What if the problem is that we’re all trying to force this into a shape that doesn’t fit?

A shape that says you have to choose at all. ”

The idea hangs in the room, quiet and fragile.

It doesn’t explode. It settles. Across the table, Taven finally lifts his head, his green eyes sharp and focused on me, the gears turning behind them.

Ben’s rigid posture softens by a fraction, his gaze shifting from Chasity’s collapsing form to the possibility my words offer.

It’s an answer none of us had dared to voice, but one we’ve all felt lurking in the silent spaces between us.

Chasity’s breath hitches, the sound wet and fragile.

She lifts her face from her hands, tear tracks shining on her cheeks in the firelight.

Her eyes, wide and bewildered, travel from my face to Ben, then to Taven.

No one speaks. No one moves to contradict me.

The only sound is the rain, a soft, persistent whisper against the glass.

Instead of an explosion, a slow exhale fills the space.

It comes from Taven, a long, quiet release of breath he must have been holding since this whole thing started.

Across from him, Ben’s broad shoulders lose their rigid set, slumping just enough to signal a surrender.

The taut, vibrating wire of tension that has been humming between us for weeks doesn’t snap. It just goes slack.

What surprises me is not the silence, but the absence of a fight.

There’s no rush to claim territory, no posturing, no flash of anger in anyone’s eyes.

The truth is out, ugly and complicated and ours, and the relief that follows is a palpable thing.

It settles over the room like a heavy blanket, muffling the chaos.

It’s a strange, shared peace born from mutual confession.

Much later, after the tears have dried and the conversation has dwindled into a comfortable quiet, I watch them from the worn leather armchair by the hearth.

The main lights are off, leaving just the embers of the fire to paint the room in soft oranges and deep shadows.

Chasity is curled on one of the big couches, fast asleep.

She’s wedged between the two men who just laid their hearts at her feet.

Her head rests on Ben’s chest, his arm draped over her shoulders, a silent promise of protection even in sleep.

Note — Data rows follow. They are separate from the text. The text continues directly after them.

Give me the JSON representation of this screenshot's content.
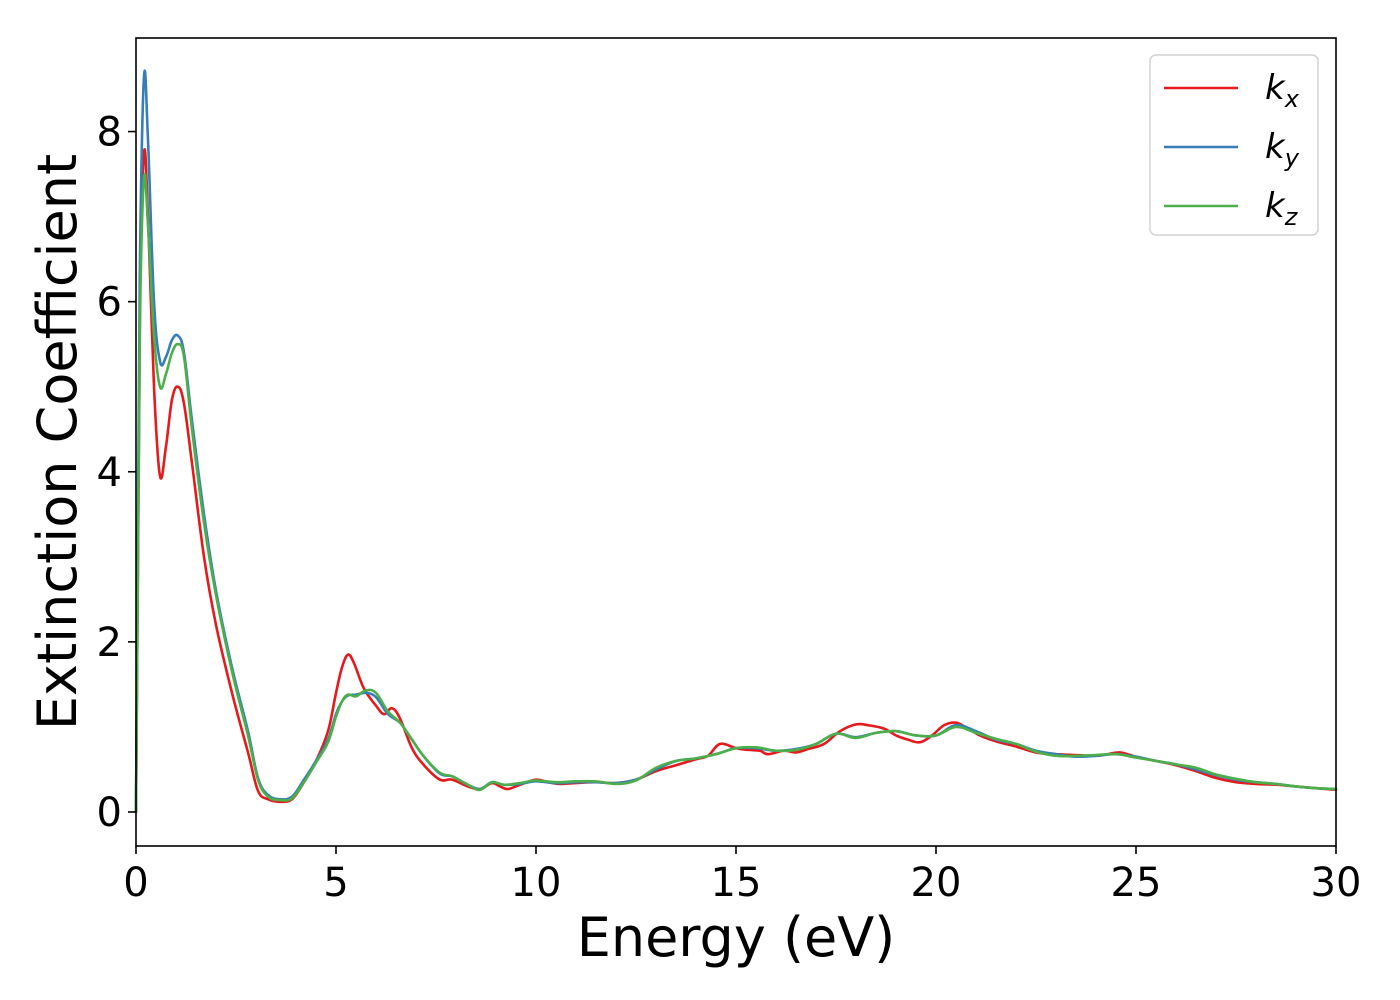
{
  "chart_data": {
    "type": "line",
    "xlabel": "Energy (eV)",
    "ylabel": "Extinction Coefficient",
    "xlim": [
      0,
      30
    ],
    "ylim": [
      -0.4,
      9.1
    ],
    "xticks": [
      0,
      5,
      10,
      15,
      20,
      25,
      30
    ],
    "yticks": [
      0,
      2,
      4,
      6,
      8
    ],
    "grid": false,
    "legend_position": "top-right",
    "series": [
      {
        "name": "k_x",
        "label_base": "k",
        "label_sub": "x",
        "color": "#e41a1c",
        "x": [
          0,
          0.05,
          0.1,
          0.2,
          0.3,
          0.45,
          0.6,
          0.75,
          0.9,
          1.05,
          1.2,
          1.4,
          1.7,
          2.0,
          2.4,
          2.8,
          3.05,
          3.3,
          3.6,
          3.9,
          4.2,
          4.5,
          4.8,
          5.0,
          5.15,
          5.3,
          5.45,
          5.7,
          6.0,
          6.2,
          6.4,
          6.6,
          6.9,
          7.2,
          7.6,
          7.9,
          8.3,
          8.6,
          8.9,
          9.1,
          9.3,
          9.6,
          10.0,
          10.3,
          10.6,
          11.0,
          11.5,
          12.0,
          12.5,
          13.0,
          13.5,
          14.0,
          14.3,
          14.6,
          15.0,
          15.3,
          15.6,
          15.8,
          16.2,
          16.5,
          16.8,
          17.2,
          17.6,
          18.0,
          18.3,
          18.7,
          19.0,
          19.3,
          19.6,
          19.9,
          20.2,
          20.5,
          20.8,
          21.1,
          21.5,
          22.0,
          22.5,
          23.0,
          23.5,
          24.0,
          24.3,
          24.6,
          25.0,
          25.5,
          26.0,
          26.5,
          27.0,
          27.5,
          28.0,
          28.5,
          29.0,
          29.5,
          30.0
        ],
        "y": [
          0.0,
          3.0,
          6.0,
          7.75,
          7.0,
          5.0,
          3.95,
          4.3,
          4.85,
          5.0,
          4.8,
          4.1,
          3.0,
          2.2,
          1.4,
          0.7,
          0.25,
          0.15,
          0.12,
          0.15,
          0.35,
          0.6,
          0.95,
          1.4,
          1.7,
          1.85,
          1.75,
          1.45,
          1.25,
          1.15,
          1.22,
          1.1,
          0.75,
          0.55,
          0.38,
          0.38,
          0.3,
          0.27,
          0.34,
          0.3,
          0.27,
          0.32,
          0.38,
          0.35,
          0.33,
          0.34,
          0.35,
          0.34,
          0.38,
          0.48,
          0.55,
          0.62,
          0.66,
          0.8,
          0.75,
          0.73,
          0.72,
          0.68,
          0.72,
          0.7,
          0.74,
          0.8,
          0.95,
          1.03,
          1.02,
          0.98,
          0.9,
          0.85,
          0.82,
          0.9,
          1.02,
          1.05,
          0.98,
          0.9,
          0.83,
          0.77,
          0.7,
          0.68,
          0.67,
          0.66,
          0.68,
          0.7,
          0.65,
          0.6,
          0.55,
          0.48,
          0.4,
          0.35,
          0.33,
          0.32,
          0.3,
          0.28,
          0.26
        ]
      },
      {
        "name": "k_y",
        "label_base": "k",
        "label_sub": "y",
        "color": "#377eb8",
        "x": [
          0,
          0.05,
          0.1,
          0.2,
          0.3,
          0.45,
          0.6,
          0.75,
          0.9,
          1.05,
          1.2,
          1.4,
          1.7,
          2.0,
          2.4,
          2.8,
          3.05,
          3.3,
          3.6,
          3.9,
          4.2,
          4.5,
          4.8,
          5.0,
          5.15,
          5.3,
          5.5,
          5.75,
          6.0,
          6.3,
          6.6,
          6.9,
          7.2,
          7.6,
          7.9,
          8.3,
          8.6,
          8.9,
          9.2,
          9.6,
          10.0,
          10.5,
          11.0,
          11.5,
          12.0,
          12.5,
          13.0,
          13.5,
          14.0,
          14.5,
          15.0,
          15.5,
          16.0,
          16.5,
          17.0,
          17.5,
          18.0,
          18.5,
          19.0,
          19.5,
          20.0,
          20.5,
          21.0,
          21.5,
          22.0,
          22.5,
          23.0,
          23.5,
          24.0,
          24.5,
          25.0,
          25.5,
          26.0,
          26.5,
          27.0,
          27.5,
          28.0,
          28.5,
          29.0,
          29.5,
          30.0
        ],
        "y": [
          0.0,
          3.5,
          6.5,
          8.65,
          7.9,
          6.0,
          5.3,
          5.35,
          5.55,
          5.6,
          5.4,
          4.6,
          3.5,
          2.6,
          1.7,
          0.95,
          0.4,
          0.2,
          0.15,
          0.18,
          0.38,
          0.6,
          0.85,
          1.15,
          1.3,
          1.37,
          1.38,
          1.4,
          1.35,
          1.15,
          1.05,
          0.85,
          0.65,
          0.45,
          0.42,
          0.32,
          0.27,
          0.35,
          0.32,
          0.33,
          0.36,
          0.34,
          0.35,
          0.35,
          0.34,
          0.38,
          0.5,
          0.6,
          0.63,
          0.68,
          0.75,
          0.75,
          0.72,
          0.74,
          0.8,
          0.92,
          0.88,
          0.93,
          0.95,
          0.9,
          0.9,
          1.02,
          0.95,
          0.85,
          0.8,
          0.72,
          0.68,
          0.65,
          0.66,
          0.68,
          0.65,
          0.6,
          0.56,
          0.5,
          0.43,
          0.38,
          0.35,
          0.33,
          0.3,
          0.28,
          0.27
        ]
      },
      {
        "name": "k_z",
        "label_base": "k",
        "label_sub": "z",
        "color": "#4daf4a",
        "x": [
          0,
          0.05,
          0.1,
          0.2,
          0.3,
          0.45,
          0.6,
          0.75,
          0.9,
          1.05,
          1.2,
          1.4,
          1.7,
          2.0,
          2.4,
          2.8,
          3.05,
          3.3,
          3.6,
          3.9,
          4.2,
          4.5,
          4.8,
          5.0,
          5.15,
          5.3,
          5.5,
          5.75,
          6.0,
          6.3,
          6.6,
          6.9,
          7.2,
          7.6,
          7.9,
          8.3,
          8.6,
          8.9,
          9.2,
          9.6,
          10.0,
          10.5,
          11.0,
          11.5,
          12.0,
          12.5,
          13.0,
          13.5,
          14.0,
          14.5,
          15.0,
          15.5,
          16.0,
          16.5,
          17.0,
          17.5,
          18.0,
          18.5,
          19.0,
          19.5,
          20.0,
          20.5,
          21.0,
          21.5,
          22.0,
          22.5,
          23.0,
          23.5,
          24.0,
          24.5,
          25.0,
          25.5,
          26.0,
          26.5,
          27.0,
          27.5,
          28.0,
          28.5,
          29.0,
          29.5,
          30.0
        ],
        "y": [
          0.0,
          3.0,
          5.8,
          7.45,
          6.9,
          5.6,
          5.0,
          5.15,
          5.4,
          5.5,
          5.35,
          4.5,
          3.4,
          2.55,
          1.65,
          0.9,
          0.38,
          0.18,
          0.14,
          0.16,
          0.35,
          0.58,
          0.82,
          1.12,
          1.3,
          1.38,
          1.36,
          1.43,
          1.4,
          1.18,
          1.05,
          0.85,
          0.65,
          0.46,
          0.42,
          0.32,
          0.26,
          0.35,
          0.32,
          0.34,
          0.37,
          0.35,
          0.36,
          0.36,
          0.33,
          0.37,
          0.52,
          0.6,
          0.63,
          0.68,
          0.75,
          0.76,
          0.72,
          0.73,
          0.8,
          0.92,
          0.87,
          0.93,
          0.95,
          0.9,
          0.9,
          1.0,
          0.93,
          0.86,
          0.8,
          0.71,
          0.66,
          0.66,
          0.67,
          0.68,
          0.64,
          0.6,
          0.56,
          0.52,
          0.44,
          0.39,
          0.35,
          0.33,
          0.3,
          0.28,
          0.27
        ]
      }
    ]
  }
}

Her legs are tangled with Taven’s, who sits propped against the opposite armrest, his own head tilted back, his eyes closed.

It’s a picture of impossible intimacy, of a safety she found in the middle of our storm.

A quiet wonder fills my chest, pushing out the last dregs of anxiety.

I expected jealousy, possession. Instead, I see this.

A tableau of exhausted, vulnerable people who chose honesty over pride.

We’ve stumbled across a line into something with no name.

It’s unconventional and utterly terrifying, but watching the steady rise and fall of her breathing, the way Ben’s hand rests so gently in her hair, the solid, grounding presence of Taven beside her…

it’s also unexpectedly beautiful. And I know, deep in my bones, that none of us wants to turn back.